Calculating $\int_0^\infty \frac {\sin^2x}{x^2}dx$ using the Residue Theorem. [duplicate]

Hint. First note that $$ \sin^2x=\frac{1}{2}\mathrm{Re}\, \big(1-\mathrm{e}^{2xi}\big), $$ and hence your integral equals $$ \frac{1}{4}\int_{-\infty}^{\infty}\frac{1-\mathrm{e}^{2xi}}{x^2}dx $$ Then define the curve $\gamma_{\varepsilon,R}$ to be the union of:

  1. $\gamma_R(t)=R\mathrm{e}^{it}, \,\,t\in[0,\pi]$.

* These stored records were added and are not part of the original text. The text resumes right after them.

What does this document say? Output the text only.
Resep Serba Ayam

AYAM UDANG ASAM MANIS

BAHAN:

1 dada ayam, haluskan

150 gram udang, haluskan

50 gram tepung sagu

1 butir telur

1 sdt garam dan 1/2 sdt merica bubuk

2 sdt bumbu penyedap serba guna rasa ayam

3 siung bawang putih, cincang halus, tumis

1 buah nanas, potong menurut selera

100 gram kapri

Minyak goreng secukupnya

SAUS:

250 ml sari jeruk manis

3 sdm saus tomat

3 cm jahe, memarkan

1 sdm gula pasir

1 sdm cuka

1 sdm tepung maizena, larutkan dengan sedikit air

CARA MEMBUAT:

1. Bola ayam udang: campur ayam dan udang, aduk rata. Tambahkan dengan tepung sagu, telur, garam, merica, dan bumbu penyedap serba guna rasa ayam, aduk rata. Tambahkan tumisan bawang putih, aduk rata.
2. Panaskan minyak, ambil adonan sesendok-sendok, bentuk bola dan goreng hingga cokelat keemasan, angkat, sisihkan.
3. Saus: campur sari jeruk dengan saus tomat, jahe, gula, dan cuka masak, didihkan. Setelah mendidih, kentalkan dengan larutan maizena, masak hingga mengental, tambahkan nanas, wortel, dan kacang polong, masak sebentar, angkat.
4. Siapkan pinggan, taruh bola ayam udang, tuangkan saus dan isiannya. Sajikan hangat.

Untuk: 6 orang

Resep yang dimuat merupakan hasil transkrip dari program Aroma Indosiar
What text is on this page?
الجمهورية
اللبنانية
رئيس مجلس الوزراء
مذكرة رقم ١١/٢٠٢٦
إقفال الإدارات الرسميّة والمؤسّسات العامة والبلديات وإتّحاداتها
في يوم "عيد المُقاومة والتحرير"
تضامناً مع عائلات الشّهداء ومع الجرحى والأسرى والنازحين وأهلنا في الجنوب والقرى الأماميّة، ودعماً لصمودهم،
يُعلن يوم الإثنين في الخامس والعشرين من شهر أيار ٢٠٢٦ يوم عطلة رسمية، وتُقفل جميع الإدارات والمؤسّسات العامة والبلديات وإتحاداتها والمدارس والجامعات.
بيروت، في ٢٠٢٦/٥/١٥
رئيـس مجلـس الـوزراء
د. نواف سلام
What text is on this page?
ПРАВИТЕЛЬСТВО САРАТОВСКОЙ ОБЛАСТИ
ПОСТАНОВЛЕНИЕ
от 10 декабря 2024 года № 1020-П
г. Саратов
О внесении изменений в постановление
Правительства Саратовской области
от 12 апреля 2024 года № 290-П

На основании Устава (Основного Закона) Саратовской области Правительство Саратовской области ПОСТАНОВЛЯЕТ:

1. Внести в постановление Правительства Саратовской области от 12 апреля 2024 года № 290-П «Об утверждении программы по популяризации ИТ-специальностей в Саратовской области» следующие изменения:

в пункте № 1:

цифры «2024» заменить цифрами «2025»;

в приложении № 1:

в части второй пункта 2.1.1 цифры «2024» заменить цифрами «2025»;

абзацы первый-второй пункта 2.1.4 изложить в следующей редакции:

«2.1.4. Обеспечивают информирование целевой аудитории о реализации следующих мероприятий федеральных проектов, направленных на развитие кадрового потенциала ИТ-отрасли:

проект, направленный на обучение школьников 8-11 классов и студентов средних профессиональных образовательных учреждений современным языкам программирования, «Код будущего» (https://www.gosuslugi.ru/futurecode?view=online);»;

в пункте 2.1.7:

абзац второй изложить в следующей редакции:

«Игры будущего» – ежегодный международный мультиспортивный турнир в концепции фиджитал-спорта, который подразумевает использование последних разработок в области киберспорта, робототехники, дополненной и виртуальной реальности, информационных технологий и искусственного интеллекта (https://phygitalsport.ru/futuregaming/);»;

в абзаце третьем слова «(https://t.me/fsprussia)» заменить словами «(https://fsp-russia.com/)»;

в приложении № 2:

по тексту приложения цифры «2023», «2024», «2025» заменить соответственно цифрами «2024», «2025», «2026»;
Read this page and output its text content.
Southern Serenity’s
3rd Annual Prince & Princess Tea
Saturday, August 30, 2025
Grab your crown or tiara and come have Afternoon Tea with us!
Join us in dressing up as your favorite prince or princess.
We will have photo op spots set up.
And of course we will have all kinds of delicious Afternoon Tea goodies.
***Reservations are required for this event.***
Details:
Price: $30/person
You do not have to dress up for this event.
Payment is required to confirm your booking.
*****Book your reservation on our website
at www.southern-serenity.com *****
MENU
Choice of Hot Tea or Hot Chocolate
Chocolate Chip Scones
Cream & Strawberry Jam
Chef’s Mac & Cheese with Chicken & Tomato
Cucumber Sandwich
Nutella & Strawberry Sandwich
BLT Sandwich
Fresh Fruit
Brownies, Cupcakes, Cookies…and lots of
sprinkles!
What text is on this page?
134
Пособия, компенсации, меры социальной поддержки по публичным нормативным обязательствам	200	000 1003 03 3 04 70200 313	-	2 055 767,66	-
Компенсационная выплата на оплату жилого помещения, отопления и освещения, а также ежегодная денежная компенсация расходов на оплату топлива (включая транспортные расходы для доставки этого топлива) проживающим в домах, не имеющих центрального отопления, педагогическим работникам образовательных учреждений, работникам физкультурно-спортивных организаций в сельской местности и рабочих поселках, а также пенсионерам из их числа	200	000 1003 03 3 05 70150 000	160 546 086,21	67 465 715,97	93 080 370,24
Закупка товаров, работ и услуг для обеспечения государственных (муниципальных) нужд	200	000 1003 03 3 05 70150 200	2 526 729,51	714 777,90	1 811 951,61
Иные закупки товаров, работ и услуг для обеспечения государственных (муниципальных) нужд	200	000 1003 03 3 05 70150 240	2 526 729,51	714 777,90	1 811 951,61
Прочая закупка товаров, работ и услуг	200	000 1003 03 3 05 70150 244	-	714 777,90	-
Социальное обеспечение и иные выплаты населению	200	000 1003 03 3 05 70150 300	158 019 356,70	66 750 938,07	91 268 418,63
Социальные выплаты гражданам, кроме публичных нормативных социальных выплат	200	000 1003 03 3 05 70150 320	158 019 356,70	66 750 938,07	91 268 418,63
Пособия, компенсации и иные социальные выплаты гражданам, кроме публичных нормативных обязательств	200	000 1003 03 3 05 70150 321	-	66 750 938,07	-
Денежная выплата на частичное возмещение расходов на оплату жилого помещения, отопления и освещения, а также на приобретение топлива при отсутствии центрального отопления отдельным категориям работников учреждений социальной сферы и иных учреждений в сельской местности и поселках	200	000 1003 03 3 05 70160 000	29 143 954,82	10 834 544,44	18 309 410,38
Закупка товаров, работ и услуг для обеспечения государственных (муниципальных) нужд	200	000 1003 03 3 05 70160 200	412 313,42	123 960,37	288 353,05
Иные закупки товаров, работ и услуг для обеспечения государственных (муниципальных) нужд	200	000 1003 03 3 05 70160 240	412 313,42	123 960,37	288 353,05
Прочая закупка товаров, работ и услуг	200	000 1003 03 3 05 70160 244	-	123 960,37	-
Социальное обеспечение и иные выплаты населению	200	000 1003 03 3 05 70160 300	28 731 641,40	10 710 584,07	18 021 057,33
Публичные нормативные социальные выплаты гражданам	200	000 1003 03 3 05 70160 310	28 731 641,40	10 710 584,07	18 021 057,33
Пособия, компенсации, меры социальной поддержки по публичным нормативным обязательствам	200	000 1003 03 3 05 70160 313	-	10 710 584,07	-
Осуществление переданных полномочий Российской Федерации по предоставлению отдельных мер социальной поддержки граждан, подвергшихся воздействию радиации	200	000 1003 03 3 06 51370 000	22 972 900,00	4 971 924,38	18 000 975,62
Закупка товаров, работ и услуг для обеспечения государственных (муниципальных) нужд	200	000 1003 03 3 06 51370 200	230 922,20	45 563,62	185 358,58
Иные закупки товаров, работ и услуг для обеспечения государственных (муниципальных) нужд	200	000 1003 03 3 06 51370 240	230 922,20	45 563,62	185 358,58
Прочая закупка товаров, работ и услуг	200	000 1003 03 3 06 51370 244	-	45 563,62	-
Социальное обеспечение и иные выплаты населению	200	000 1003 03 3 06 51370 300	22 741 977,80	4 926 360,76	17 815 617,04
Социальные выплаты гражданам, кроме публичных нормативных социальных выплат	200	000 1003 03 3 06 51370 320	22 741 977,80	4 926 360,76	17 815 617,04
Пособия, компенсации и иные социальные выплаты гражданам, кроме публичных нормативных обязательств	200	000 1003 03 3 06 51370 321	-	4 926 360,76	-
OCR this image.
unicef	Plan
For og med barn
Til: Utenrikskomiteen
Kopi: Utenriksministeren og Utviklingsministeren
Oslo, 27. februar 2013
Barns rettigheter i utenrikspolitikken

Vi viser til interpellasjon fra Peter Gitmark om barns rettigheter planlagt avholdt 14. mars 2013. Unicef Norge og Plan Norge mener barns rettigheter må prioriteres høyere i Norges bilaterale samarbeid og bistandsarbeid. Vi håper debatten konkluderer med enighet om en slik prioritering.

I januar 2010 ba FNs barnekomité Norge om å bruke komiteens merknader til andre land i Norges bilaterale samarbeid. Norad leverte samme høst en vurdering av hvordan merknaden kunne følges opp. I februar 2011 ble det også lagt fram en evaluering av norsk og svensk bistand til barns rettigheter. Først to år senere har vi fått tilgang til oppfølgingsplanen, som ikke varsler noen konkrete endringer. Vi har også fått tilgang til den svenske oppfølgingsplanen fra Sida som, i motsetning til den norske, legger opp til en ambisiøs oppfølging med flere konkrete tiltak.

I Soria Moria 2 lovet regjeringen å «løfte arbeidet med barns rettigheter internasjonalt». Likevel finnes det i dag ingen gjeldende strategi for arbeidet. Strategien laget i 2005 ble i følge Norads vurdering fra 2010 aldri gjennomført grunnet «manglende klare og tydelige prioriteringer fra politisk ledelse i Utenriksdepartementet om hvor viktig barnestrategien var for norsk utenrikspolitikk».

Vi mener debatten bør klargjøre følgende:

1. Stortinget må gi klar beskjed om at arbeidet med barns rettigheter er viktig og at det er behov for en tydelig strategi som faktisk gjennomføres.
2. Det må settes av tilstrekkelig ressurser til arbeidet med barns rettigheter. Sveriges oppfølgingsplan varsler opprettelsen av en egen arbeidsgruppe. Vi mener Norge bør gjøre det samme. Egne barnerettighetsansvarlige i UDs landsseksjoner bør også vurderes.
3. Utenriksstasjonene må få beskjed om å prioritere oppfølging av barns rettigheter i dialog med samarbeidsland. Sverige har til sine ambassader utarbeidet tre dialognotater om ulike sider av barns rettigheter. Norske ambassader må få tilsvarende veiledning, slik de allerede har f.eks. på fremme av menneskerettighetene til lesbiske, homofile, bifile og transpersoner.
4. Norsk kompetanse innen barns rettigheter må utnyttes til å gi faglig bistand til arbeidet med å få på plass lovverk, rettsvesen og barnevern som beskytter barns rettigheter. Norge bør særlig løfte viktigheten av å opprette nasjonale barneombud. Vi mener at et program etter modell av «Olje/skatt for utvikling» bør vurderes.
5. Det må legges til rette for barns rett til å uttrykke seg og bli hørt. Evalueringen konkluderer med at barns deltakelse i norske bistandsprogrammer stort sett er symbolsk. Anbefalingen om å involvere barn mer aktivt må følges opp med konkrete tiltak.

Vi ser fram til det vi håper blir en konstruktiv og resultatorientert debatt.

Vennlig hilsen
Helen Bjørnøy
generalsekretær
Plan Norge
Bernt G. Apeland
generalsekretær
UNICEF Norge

  2. $\gamma_-(t)=t, \,\,t\in[-R,\varepsilon],$

  3. $\gamma_\varepsilon(\pi-t),\,\,t\in[0,\pi],$

  4. $\gamma_+(t)=t,\,\,t\in[\varepsilon,R]$.

Then use Residue Theorem (here the function DOES NOT have poles in the interior of $\gamma_{\varepsilon,R}$), and let $\varepsilon\to0$, $R\to\infty$.

ANSWER. $\dfrac{\pi}{2}$.


Hint: Write $\sin^2(x) = \frac{1}{2}Re(1 - e^{2ix})$.

Take the integration as $$\int \frac{1 - e^{2iz}}{z^2} dz$$

Take the contour s.t. $0 + 0i$ is out of your closed region.

Find residue and solve.


In this answer, it is shown using contour integration and the binomial theorem that $$ \int_0^\infty\left(\frac{\sin(z)}{z}\right)^n\mathrm{d}z =\frac{\pi}{2^n(n-1)!}\sum_{k=0}^{\lfloor n/2\rfloor}(-1)^k\binom{n}{k}(n-2k)^{n-1} $$ Plugging in $n=2$ gives $\dfrac\pi2$.